The van pulled away from Frances’s cottage. They had at least a couple of hours’ journey to Glasgow Airport, where they’d join forces with aid workers from some other churches. Their first duty was passing out sandwiches to the soldiers whom they’d meet in a staging area adjacent to the airport.
“Oh, it’s a long time since I’ve lived there,” said Frances.
“There are millions of people. In London, I mean. Millions. I wonder what it looks like in the dark. All aglow. In the night sky.”
Frances reflected on the sinister anti-crime lights of dozens and dozens of sulphur-colored street lamps. She thought of the reassuring rattle of taxis with their glowing “For Hire” signs. She thought of the candlelit dining rooms where once upon a time she’d been welcome. “Yes. It can be pretty. Isn’t always.”
“You have family there?” The woman had been worried by Frances’s having no evident family in the village. She was an incomer and no family ever visited her, at least so far as the woman knew, they hadn’t. Frances had an English voice. She sounded like the BBC from during the war, or maybe even before that. Before she fell on hard times, she must have had money too.

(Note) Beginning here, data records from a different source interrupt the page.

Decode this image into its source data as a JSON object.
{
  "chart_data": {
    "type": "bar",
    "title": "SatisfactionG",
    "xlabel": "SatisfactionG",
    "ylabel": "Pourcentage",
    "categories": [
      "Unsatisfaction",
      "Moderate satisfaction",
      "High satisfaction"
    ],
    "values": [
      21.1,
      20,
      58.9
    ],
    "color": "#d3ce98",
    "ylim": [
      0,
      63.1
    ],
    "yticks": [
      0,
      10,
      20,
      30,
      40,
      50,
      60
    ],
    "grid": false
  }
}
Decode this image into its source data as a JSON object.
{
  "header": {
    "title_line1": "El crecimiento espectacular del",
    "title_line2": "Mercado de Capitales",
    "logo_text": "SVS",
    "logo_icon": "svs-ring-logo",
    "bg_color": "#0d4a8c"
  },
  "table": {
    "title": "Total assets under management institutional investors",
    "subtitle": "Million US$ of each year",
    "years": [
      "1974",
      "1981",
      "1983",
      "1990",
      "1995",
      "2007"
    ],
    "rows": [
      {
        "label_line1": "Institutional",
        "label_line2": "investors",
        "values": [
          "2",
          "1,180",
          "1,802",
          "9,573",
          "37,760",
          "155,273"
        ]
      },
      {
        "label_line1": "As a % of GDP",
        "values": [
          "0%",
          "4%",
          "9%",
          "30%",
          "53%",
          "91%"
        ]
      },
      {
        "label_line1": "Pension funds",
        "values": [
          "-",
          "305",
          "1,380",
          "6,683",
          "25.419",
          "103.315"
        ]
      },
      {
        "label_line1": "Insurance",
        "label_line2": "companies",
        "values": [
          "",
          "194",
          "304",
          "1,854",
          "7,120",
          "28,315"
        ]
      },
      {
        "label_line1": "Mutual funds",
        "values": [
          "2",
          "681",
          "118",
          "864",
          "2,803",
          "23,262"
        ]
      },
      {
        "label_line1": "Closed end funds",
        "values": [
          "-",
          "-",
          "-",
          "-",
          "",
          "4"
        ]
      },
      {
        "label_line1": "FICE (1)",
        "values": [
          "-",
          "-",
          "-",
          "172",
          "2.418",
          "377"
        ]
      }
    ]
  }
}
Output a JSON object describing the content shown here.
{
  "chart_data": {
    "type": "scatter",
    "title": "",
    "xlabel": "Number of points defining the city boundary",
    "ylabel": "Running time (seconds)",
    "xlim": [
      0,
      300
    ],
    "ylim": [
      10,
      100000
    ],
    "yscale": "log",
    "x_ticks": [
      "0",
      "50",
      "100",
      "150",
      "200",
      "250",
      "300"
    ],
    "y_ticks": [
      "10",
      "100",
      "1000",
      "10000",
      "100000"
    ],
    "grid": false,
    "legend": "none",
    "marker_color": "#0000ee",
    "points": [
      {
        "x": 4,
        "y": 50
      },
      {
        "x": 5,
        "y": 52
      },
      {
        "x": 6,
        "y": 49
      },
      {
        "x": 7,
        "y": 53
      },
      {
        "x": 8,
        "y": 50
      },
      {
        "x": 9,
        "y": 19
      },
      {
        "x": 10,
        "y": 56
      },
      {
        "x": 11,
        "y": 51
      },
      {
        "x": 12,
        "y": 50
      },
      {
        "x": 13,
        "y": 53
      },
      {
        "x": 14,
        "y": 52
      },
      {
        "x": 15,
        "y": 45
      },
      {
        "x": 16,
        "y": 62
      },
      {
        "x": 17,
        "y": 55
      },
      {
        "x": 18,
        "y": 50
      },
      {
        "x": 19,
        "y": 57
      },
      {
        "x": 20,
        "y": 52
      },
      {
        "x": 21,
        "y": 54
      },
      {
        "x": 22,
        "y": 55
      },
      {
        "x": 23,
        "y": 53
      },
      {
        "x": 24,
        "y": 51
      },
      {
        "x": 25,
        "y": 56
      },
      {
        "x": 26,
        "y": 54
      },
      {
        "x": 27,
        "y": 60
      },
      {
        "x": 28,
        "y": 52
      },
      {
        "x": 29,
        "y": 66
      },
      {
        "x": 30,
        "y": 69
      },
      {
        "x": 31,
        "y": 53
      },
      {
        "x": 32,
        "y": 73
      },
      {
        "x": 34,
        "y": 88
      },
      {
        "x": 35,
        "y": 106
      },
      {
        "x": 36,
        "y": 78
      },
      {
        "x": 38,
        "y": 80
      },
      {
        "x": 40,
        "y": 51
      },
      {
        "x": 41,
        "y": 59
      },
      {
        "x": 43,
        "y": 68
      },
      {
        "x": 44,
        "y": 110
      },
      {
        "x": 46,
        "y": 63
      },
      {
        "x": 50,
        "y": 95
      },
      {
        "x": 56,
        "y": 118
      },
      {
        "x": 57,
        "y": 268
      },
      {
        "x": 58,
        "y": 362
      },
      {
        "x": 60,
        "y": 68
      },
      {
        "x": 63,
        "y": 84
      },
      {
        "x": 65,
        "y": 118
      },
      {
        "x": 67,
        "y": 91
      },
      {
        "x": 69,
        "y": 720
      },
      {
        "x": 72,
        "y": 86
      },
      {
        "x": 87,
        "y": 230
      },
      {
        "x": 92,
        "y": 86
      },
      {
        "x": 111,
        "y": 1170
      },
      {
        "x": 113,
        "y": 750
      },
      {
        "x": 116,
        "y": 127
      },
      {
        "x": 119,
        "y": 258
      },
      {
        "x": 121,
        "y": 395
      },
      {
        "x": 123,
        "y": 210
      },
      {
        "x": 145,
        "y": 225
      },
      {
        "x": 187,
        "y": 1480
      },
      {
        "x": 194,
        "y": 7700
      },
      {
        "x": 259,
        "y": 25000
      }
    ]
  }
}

The other woman laughed gently. “Families can be like that, now. You had children?”
“No,” Frances said cautiously. She had a low profile. She wanted to keep it that way. On the other hand, there was a certain confessional ease that came from simply telling the truth. Something about the dark, and the woman’s kind, uncritical interest in her made her more willing to speak than usual.
“I looked after two little boys. For a little while. As their minder. That’s the closest I ever came. Don’t see them anymore, though. I fell out with their parents.”
The woman left a tactful pause before she put in, “You must miss them, though.”
“Yes, I did. For a while. No, that’s wrong. I do. I still do.”
Then she reached over to the woman sitting next to her. Frances slipped her hand into the crook of the woman’s arm. No, she wasn’t her favorite woman in the church group, but she had a beating heart. Of that there could be no doubt. “And I’m so pleased you wanted to sit next to me. To keep me company. Thank you.”